Очень рад Вашим оценкам итальянских работ в кино. Это лучшее, на мой взгляд, из того, что показывают на наших бедных экранах. Я смотрю их как зритель, со всей непосредственностью взгляда. Вы-то, вероятно, смотрите как профессионал. Но, поверьте, я и романы, и повести, и рассказы, и стихи (если все это настоящее) могу читать как самый честный читатель, вплоть до навернувшихся слез. Лучшим фильмом считаю «Под стенами Малапаги».[55] Только ведь, дорогой Аркадий Захарович, на всех, буквально на всех итальянских фильмах лежит налет натурализма в его нынешнем толковании. Кстати, и Хемингуэй тоже натуралист, конечно. А еще более, кстати, я позволю Вам напомнить о герое мопассановского рассказа, который с полной логичностью упрекал Господа Бога в натурализме.

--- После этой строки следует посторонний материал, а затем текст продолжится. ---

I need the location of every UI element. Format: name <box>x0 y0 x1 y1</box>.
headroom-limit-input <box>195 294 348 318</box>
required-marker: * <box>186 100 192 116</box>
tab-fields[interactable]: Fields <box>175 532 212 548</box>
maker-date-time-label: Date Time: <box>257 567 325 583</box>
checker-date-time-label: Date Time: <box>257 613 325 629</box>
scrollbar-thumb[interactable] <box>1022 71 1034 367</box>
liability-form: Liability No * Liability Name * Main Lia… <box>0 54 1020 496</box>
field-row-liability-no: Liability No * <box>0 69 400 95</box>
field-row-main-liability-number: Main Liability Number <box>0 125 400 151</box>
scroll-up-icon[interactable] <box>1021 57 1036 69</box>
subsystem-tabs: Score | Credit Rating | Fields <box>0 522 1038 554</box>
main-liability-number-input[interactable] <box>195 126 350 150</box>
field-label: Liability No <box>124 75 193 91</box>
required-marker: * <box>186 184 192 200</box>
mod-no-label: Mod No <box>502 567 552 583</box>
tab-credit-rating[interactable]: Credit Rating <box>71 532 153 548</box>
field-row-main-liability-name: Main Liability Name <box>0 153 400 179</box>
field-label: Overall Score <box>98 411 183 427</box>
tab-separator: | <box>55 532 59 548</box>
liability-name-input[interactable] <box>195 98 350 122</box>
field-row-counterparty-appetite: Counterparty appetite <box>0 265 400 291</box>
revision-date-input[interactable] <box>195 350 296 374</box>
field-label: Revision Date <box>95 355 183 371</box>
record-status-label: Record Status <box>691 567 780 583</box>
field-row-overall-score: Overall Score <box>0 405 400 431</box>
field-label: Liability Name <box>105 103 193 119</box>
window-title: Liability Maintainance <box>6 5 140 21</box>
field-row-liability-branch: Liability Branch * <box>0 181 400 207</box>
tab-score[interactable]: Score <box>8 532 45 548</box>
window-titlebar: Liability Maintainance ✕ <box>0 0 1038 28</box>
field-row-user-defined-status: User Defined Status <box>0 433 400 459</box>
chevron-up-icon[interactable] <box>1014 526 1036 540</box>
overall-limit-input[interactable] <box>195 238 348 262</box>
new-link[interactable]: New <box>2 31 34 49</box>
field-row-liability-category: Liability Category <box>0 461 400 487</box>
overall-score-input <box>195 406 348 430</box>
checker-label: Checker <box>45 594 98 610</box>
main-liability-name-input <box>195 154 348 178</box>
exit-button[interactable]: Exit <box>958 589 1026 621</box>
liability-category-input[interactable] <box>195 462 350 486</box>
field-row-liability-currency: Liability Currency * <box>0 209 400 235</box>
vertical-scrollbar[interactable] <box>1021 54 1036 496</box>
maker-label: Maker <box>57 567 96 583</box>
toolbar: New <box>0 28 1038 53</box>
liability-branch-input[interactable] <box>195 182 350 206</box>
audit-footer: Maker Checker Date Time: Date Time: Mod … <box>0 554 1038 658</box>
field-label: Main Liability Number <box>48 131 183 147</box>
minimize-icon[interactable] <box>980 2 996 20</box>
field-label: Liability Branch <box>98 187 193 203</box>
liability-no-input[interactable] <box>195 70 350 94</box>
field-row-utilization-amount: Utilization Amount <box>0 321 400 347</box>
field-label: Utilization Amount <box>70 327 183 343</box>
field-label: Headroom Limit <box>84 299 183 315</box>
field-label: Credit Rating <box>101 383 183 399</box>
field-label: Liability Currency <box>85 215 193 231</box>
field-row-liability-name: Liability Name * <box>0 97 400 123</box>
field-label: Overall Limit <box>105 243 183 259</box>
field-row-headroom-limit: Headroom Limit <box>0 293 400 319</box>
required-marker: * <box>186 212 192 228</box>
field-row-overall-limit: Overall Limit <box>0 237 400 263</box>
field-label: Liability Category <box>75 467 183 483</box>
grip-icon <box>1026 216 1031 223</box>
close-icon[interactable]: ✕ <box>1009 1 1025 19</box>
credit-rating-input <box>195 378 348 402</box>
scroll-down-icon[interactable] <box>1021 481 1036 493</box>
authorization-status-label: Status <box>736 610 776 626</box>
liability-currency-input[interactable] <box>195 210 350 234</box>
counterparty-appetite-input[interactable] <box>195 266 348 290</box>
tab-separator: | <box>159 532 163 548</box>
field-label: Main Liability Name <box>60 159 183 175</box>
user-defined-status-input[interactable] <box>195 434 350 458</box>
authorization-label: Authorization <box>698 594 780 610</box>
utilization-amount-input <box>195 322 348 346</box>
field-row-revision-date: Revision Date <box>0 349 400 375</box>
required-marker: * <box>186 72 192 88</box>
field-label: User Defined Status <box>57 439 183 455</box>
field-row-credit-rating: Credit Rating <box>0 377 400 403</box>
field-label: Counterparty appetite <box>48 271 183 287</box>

Нет, я не знал, что Хемингуэй получил Нобелевскую премию, и благодарю Вас за это сообщение. Очень, очень я доволен, рад и тому, что мог читать его вещи и восхищаться, и волноваться вместе с вами. Роман «Иметь и не иметь» на английском языке я держал в руках. Это ведь правда: «человек не остров, человек — часть континента» и т. д. и т. д.